Ce qui n’est pas démocratique. L’alternance ne se fait pas contre une personne. C’est surtout le renouvellement des hommes, des compétences à échéances régulières au sommet de l’Etat. C’est le règne d’une paix réelle, car chaque citoyen qui a un projet de société est conscient qu’il faut bien travailler pour espérer accéder au pouvoir. Avec cette alternance, il y a la rotation des élites à la tête de l’Etat. Ainsi, le pays a des chances de voir défiler à la direction des affaires ses meilleurs et valeureux fils. S’il arrivait aussi que des dirigeants à la gouvernance médiocre parvenaient au pouvoir, le peuple n’a pas trop de soucis à se faire étant donné qu’il a la possibilité de les débarquer à la plus prochaine consultation électorale. L’alternance peut s’opérer avec le même parti. L’Occident le démontre régulièrement.

Aussi, deux leaders d’une même formation politique ne verront pas forcément les choses de la même manière. Chacun aura sa touche particulière, impulsera le développement de son pays dans un sens ou dans un autre. Lorsque les conditions de l’alternance sont réunies dans un Etat, il y a un accroissement de l’importance de l’obligation de rendre compte, élément capital d’une bonne gouvernance. Un dirigeant qui sait, en effet, qu’il ne doit le renouvellement de son mandat et l’avenir radieux de sa formation politique qu’à un bon bilan, mettra certainement plus de coeur à l’ouvrage. Au contraire, s’il est assuré que son peuple, du fait du verrouillage du système, n’a aucun moyen de l’inquiéter, la qualité de son travail dépendra de sa seule bonne volonté. Dans un tel contexte, la routine et le laxisme trouvent un terreau fertile. Si seulement ce genre de pratiques permettait au continent africain de se développer ! Hélas, il reste le plus arriéré, le plus endetté, le moins respecté de tous.

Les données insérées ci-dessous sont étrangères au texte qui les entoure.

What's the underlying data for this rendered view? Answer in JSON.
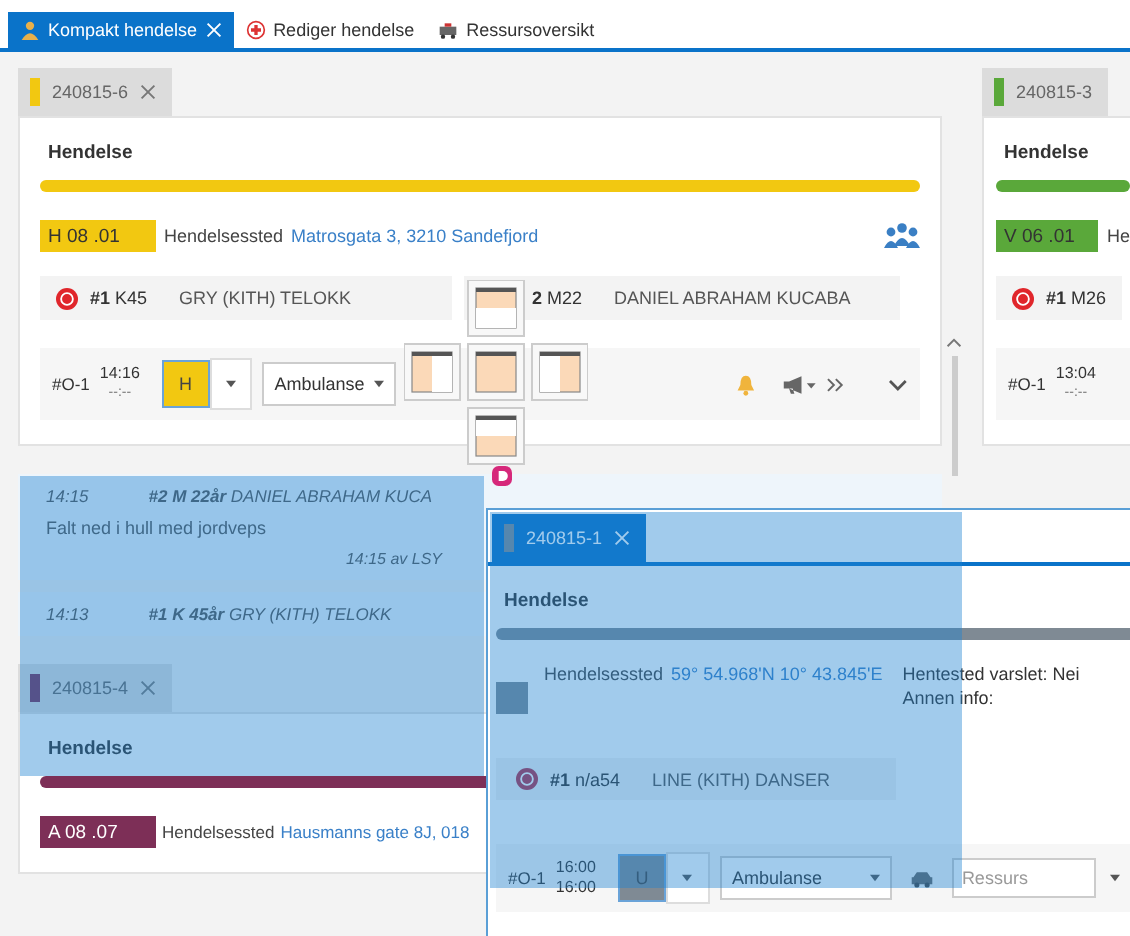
{
  "app_tabs": [
    {
      "label": "Kompakt hendelse",
      "selected": true
    },
    {
      "label": "Rediger hendelse",
      "selected": false
    },
    {
      "label": "Ressursoversikt",
      "selected": false
    }
  ],
  "main_incident": {
    "id": "240815-6",
    "color": "#f2c811",
    "heading": "Hendelse",
    "code": "H 08 .01",
    "place_label": "Hendelsessted",
    "place": "Matrosgata 3, 3210 Sandefjord",
    "patients": [
      {
        "number": "#1",
        "age": "K45",
        "name": "GRY (KITH) TELOKK",
        "badge": true
      },
      {
        "number": "2",
        "age": "M22",
        "name": "DANIEL ABRAHAM KUCABA",
        "badge": false
      }
    ],
    "resource": {
      "id": "#O-1",
      "time": "14:16",
      "eta": "--:--",
      "priority": "H",
      "type": "Ambulanse"
    }
  },
  "log": [
    {
      "time": "14:15",
      "text": "**#2 M 22år** DANIEL ABRAHAM KUCA",
      "note": "Falt ned i hull med jordveps",
      "footer": "14:15 av LSY"
    },
    {
      "time": "14:13",
      "text": "**#1 K 45år** GRY (KITH) TELOKK"
    }
  ],
  "lower_incident": {
    "id": "240815-4",
    "color": "#7d2f57",
    "heading": "Hendelse",
    "code": "A 08 .07",
    "place_label": "Hendelsessted",
    "place": "Hausmanns gate 8J, 018"
  },
  "side_incident": {
    "id": "240815-3",
    "color": "#5aa83a",
    "heading": "Hendelse",
    "code": "V 06 .01",
    "place_label": "He",
    "patient": {
      "number": "#1",
      "age": "M26"
    },
    "resource": {
      "id": "#O-1",
      "time": "13:04",
      "eta": "--:--"
    }
  },
  "floating_window": {
    "tab": "240815-1",
    "color": "#7f8a94",
    "heading": "Hendelse",
    "place_label": "Hendelsessted",
    "place": "59° 54.968'N 10° 43.845'E",
    "notified": "Hentested varslet: Nei",
    "other": "Annen info:",
    "patient": {
      "number": "#1",
      "age": "n/a54",
      "name": "LINE (KITH) DANSER"
    },
    "resource": {
      "id": "#O-1",
      "time": "16:00",
      "eta": "16:00",
      "priority": "U",
      "type": "Ambulanse",
      "placeholder": "Ressurs"
    }
  }
}
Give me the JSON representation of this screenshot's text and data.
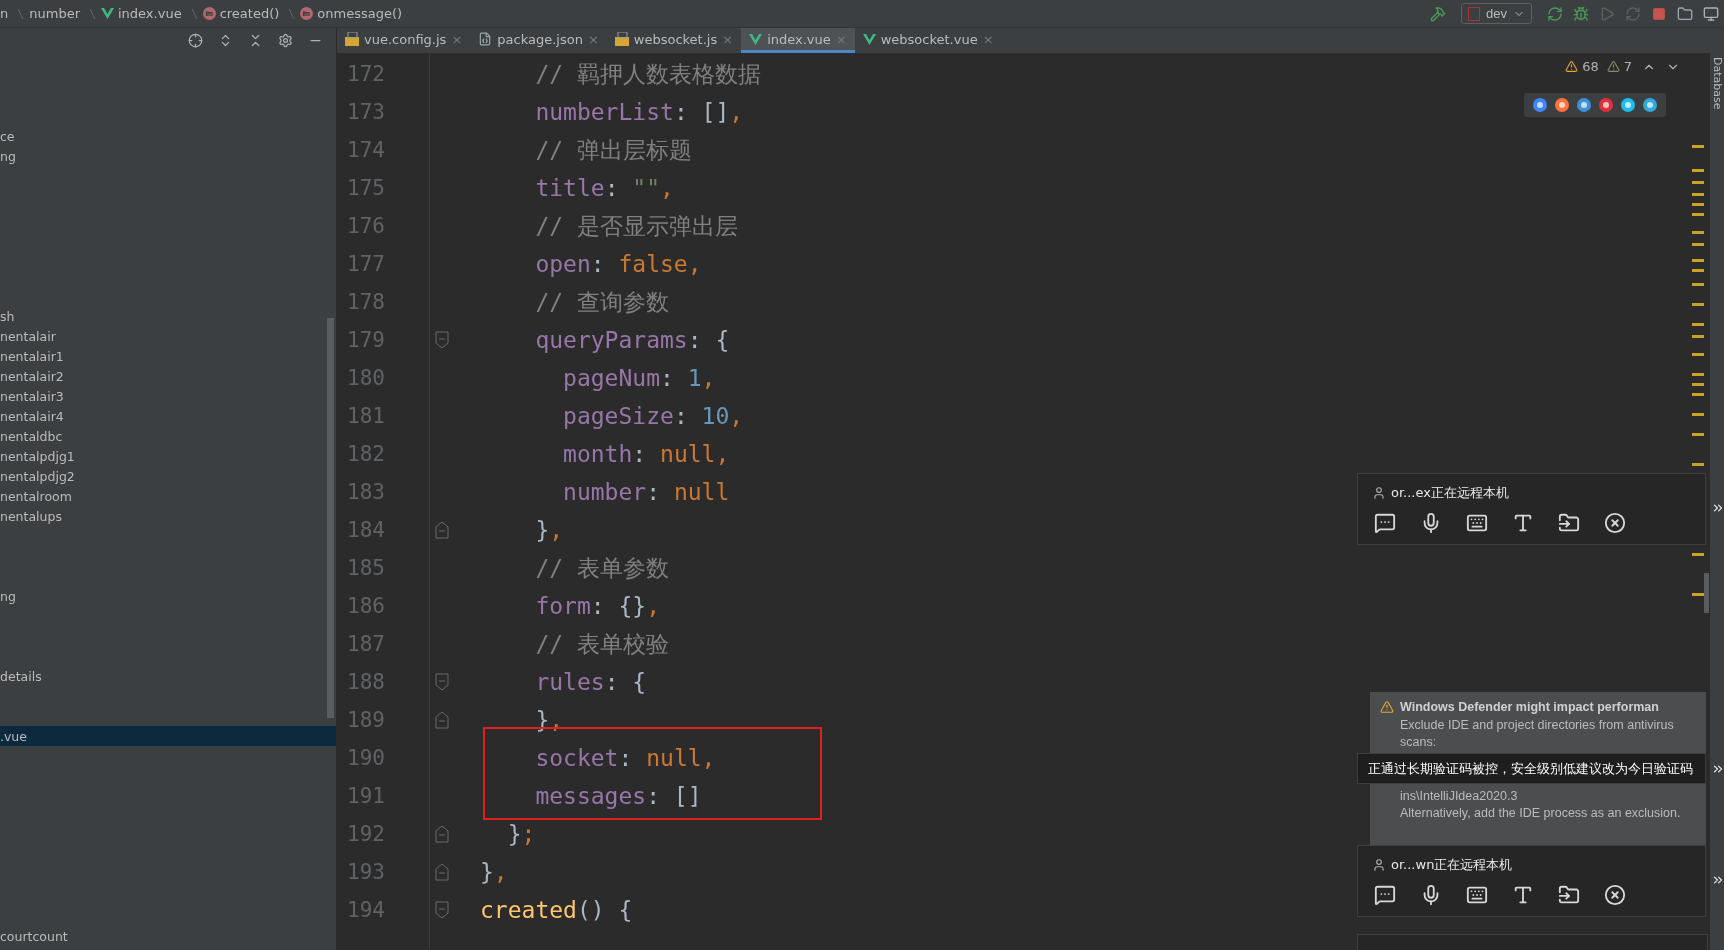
{
  "breadcrumb": [
    {
      "label": "n",
      "kind": "plain"
    },
    {
      "label": "number",
      "kind": "plain"
    },
    {
      "label": "index.vue",
      "kind": "vue"
    },
    {
      "label": "created()",
      "kind": "method"
    },
    {
      "label": "onmessage()",
      "kind": "method"
    }
  ],
  "run_config": {
    "label": "dev"
  },
  "tabs": [
    {
      "label": "vue.config.js",
      "kind": "js",
      "close": "×",
      "selected": false
    },
    {
      "label": "package.json",
      "kind": "json",
      "close": "×",
      "selected": false
    },
    {
      "label": "websocket.js",
      "kind": "js",
      "close": "×",
      "selected": false
    },
    {
      "label": "index.vue",
      "kind": "vue",
      "close": "×",
      "selected": true
    },
    {
      "label": "websocket.vue",
      "kind": "vue",
      "close": "×",
      "selected": false
    }
  ],
  "sidebar": {
    "items": [
      {
        "label": "ce",
        "selected": false
      },
      {
        "label": "ng",
        "selected": false
      },
      {
        "label": "sh",
        "selected": false
      },
      {
        "label": "nentalair",
        "selected": false
      },
      {
        "label": "nentalair1",
        "selected": false
      },
      {
        "label": "nentalair2",
        "selected": false
      },
      {
        "label": "nentalair3",
        "selected": false
      },
      {
        "label": "nentalair4",
        "selected": false
      },
      {
        "label": "nentaldbc",
        "selected": false
      },
      {
        "label": "nentalpdjg1",
        "selected": false
      },
      {
        "label": "nentalpdjg2",
        "selected": false
      },
      {
        "label": "nentalroom",
        "selected": false
      },
      {
        "label": "nentalups",
        "selected": false
      },
      {
        "label": "ng",
        "selected": false
      },
      {
        "label": "details",
        "selected": false
      },
      {
        "label": ".vue",
        "selected": true
      },
      {
        "label": "courtcount",
        "selected": false
      }
    ]
  },
  "inspections": {
    "warnings": "68",
    "weak_warnings": "7"
  },
  "side_tool": "Database",
  "editor": {
    "lines": [
      {
        "number": "172",
        "tokens": [
          {
            "kind": "comment",
            "text": "    // 羁押人数表格数据"
          }
        ]
      },
      {
        "number": "173",
        "tokens": [
          {
            "kind": "key",
            "text": "    numberList"
          },
          {
            "kind": "punct",
            "text": ": []"
          },
          {
            "kind": "comma",
            "text": ","
          }
        ]
      },
      {
        "number": "174",
        "tokens": [
          {
            "kind": "comment",
            "text": "    // 弹出层标题"
          }
        ]
      },
      {
        "number": "175",
        "tokens": [
          {
            "kind": "key",
            "text": "    title"
          },
          {
            "kind": "punct",
            "text": ": "
          },
          {
            "kind": "string",
            "text": "\"\""
          },
          {
            "kind": "comma",
            "text": ","
          }
        ]
      },
      {
        "number": "176",
        "tokens": [
          {
            "kind": "comment",
            "text": "    // 是否显示弹出层"
          }
        ]
      },
      {
        "number": "177",
        "tokens": [
          {
            "kind": "key",
            "text": "    open"
          },
          {
            "kind": "punct",
            "text": ": "
          },
          {
            "kind": "keyword",
            "text": "false"
          },
          {
            "kind": "comma",
            "text": ","
          }
        ]
      },
      {
        "number": "178",
        "tokens": [
          {
            "kind": "comment",
            "text": "    // 查询参数"
          }
        ]
      },
      {
        "number": "179",
        "fold_end": false,
        "tokens": [
          {
            "kind": "key",
            "text": "    queryParams"
          },
          {
            "kind": "punct",
            "text": ": {"
          }
        ]
      },
      {
        "number": "180",
        "tokens": [
          {
            "kind": "key",
            "text": "      pageNum"
          },
          {
            "kind": "punct",
            "text": ": "
          },
          {
            "kind": "number",
            "text": "1"
          },
          {
            "kind": "comma",
            "text": ","
          }
        ]
      },
      {
        "number": "181",
        "tokens": [
          {
            "kind": "key",
            "text": "      pageSize"
          },
          {
            "kind": "punct",
            "text": ": "
          },
          {
            "kind": "number",
            "text": "10"
          },
          {
            "kind": "comma",
            "text": ","
          }
        ]
      },
      {
        "number": "182",
        "tokens": [
          {
            "kind": "key",
            "text": "      month"
          },
          {
            "kind": "punct",
            "text": ": "
          },
          {
            "kind": "keyword",
            "text": "null"
          },
          {
            "kind": "comma",
            "text": ","
          }
        ]
      },
      {
        "number": "183",
        "tokens": [
          {
            "kind": "key",
            "text": "      number"
          },
          {
            "kind": "punct",
            "text": ": "
          },
          {
            "kind": "keyword",
            "text": "null"
          }
        ]
      },
      {
        "number": "184",
        "fold_end": true,
        "tokens": [
          {
            "kind": "punct",
            "text": "    }"
          },
          {
            "kind": "comma",
            "text": ","
          }
        ]
      },
      {
        "number": "185",
        "tokens": [
          {
            "kind": "comment",
            "text": "    // 表单参数"
          }
        ]
      },
      {
        "number": "186",
        "tokens": [
          {
            "kind": "key",
            "text": "    form"
          },
          {
            "kind": "punct",
            "text": ": {}"
          },
          {
            "kind": "comma",
            "text": ","
          }
        ]
      },
      {
        "number": "187",
        "tokens": [
          {
            "kind": "comment",
            "text": "    // 表单校验"
          }
        ]
      },
      {
        "number": "188",
        "fold_end": false,
        "tokens": [
          {
            "kind": "key",
            "text": "    rules"
          },
          {
            "kind": "punct",
            "text": ": {"
          }
        ]
      },
      {
        "number": "189",
        "fold_end": true,
        "tokens": [
          {
            "kind": "punct",
            "text": "    }"
          },
          {
            "kind": "comma",
            "text": ","
          }
        ]
      },
      {
        "number": "190",
        "tokens": [
          {
            "kind": "key",
            "text": "    socket"
          },
          {
            "kind": "punct",
            "text": ": "
          },
          {
            "kind": "keyword",
            "text": "null"
          },
          {
            "kind": "comma",
            "text": ","
          }
        ]
      },
      {
        "number": "191",
        "tokens": [
          {
            "kind": "key",
            "text": "    messages"
          },
          {
            "kind": "punct",
            "text": ": []"
          }
        ]
      },
      {
        "number": "192",
        "fold_end": true,
        "tokens": [
          {
            "kind": "punct",
            "text": "  }"
          },
          {
            "kind": "comma",
            "text": ";"
          }
        ]
      },
      {
        "number": "193",
        "fold_end": true,
        "tokens": [
          {
            "kind": "punct",
            "text": "}"
          },
          {
            "kind": "comma",
            "text": ","
          }
        ]
      },
      {
        "number": "194",
        "fold_end": false,
        "tokens": [
          {
            "kind": "function",
            "text": "created"
          },
          {
            "kind": "punct",
            "text": "() {"
          }
        ]
      }
    ]
  },
  "sessions": [
    {
      "title": "or...ex正在远程本机"
    },
    {
      "title": "or...wn正在远程本机"
    }
  ],
  "notification": {
    "title": "Windows Defender might impact performan",
    "paragraphs": [
      "Exclude IDE and project directories from antivirus scans:",
      "ins\\IntelliJIdea2020.3",
      "Alternatively, add the IDE process as an exclusion."
    ]
  },
  "tooltip": {
    "text": "正通过长期验证码被控，安全级别低建议改为今日验证码"
  }
}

La plupart des Etats africains qui ont renoué avec le système démocratique dans les années 90, peinent toujours à présenter un visage honorable en la matière. Seuls quelques pays émergent du lot. Le Mali, grâce à la sagesse des présidents Amani Toumani Touré et Alpha Omar Konaré, est lancé sur l’autoroute d’une démocratie vraiment apaisée. Il en est de même du Ghana grâce aux présidents Jerry John Rwallings et John Kuffor. Le Bénin, le Sénégal et l’Afrique du Sud sont aussi parmi les rares bons exemples sur le continent. Ainsi, tout comme sur le chemin du développement, l’Afrique est le continent qui porte le bonnet d’âne en termes d’alternance démocratique. A l’instar de l’économie, la gouvernance mondialisée a des standards au nombre desquels figure cette alternance.

Dans la prise en compte de cette dernière, les autres continents ont plus ou moins de l’avance. Par contre, dans la majorité des pays africains, les chances de la réaliser sont très souvent seulement théoriques. La raison réside dans le fait que les partisans du grand timonier, le président en place, ont une peur bleue de s’opposer à ses desseins et les oppositions sont méthodiquement bâillonnées. Cela contraste avec la tendance qui prévaut sous d’autres cieux. L’Amérique du Sud par exemple, empêtrée dans des dictatures dans les années 70, est devenue, mis à part quelques canards boîteux, un exemple de démocratie à côté duquel le continent noir fait pâle figure.

Du Brésil au Chili en passant par la Colombie, le Venezuela ou l’Argentine, la plupart des pays de l’Amérique latine ont fait de l’alternance au pouvoir un pilier de leur gouvernance politique. Pas étonnant qu’ils avancent résolument sur les chantiers sinueux du développement au contraire de l’Afrique qui mendie et qui est toujours sous tutelle occidentale à plus d’un titre. Le président Lula da Silva par exemple, a su faire du Brésil un pays qui compte au plan international. Et le football n’est plus désormais la seule vraie référence de ce pays. Les Etats africains qui bénéficient du soutien du Brésil de Lula citent d’ailleurs ce pays en exemple dans les modèles de développement. C’est dire donc que ce chef d’Etat a fait de son pays une bonne référence. Populaire, très adulé, il passera pourtant la main à la fin de son deuxième mandat légal.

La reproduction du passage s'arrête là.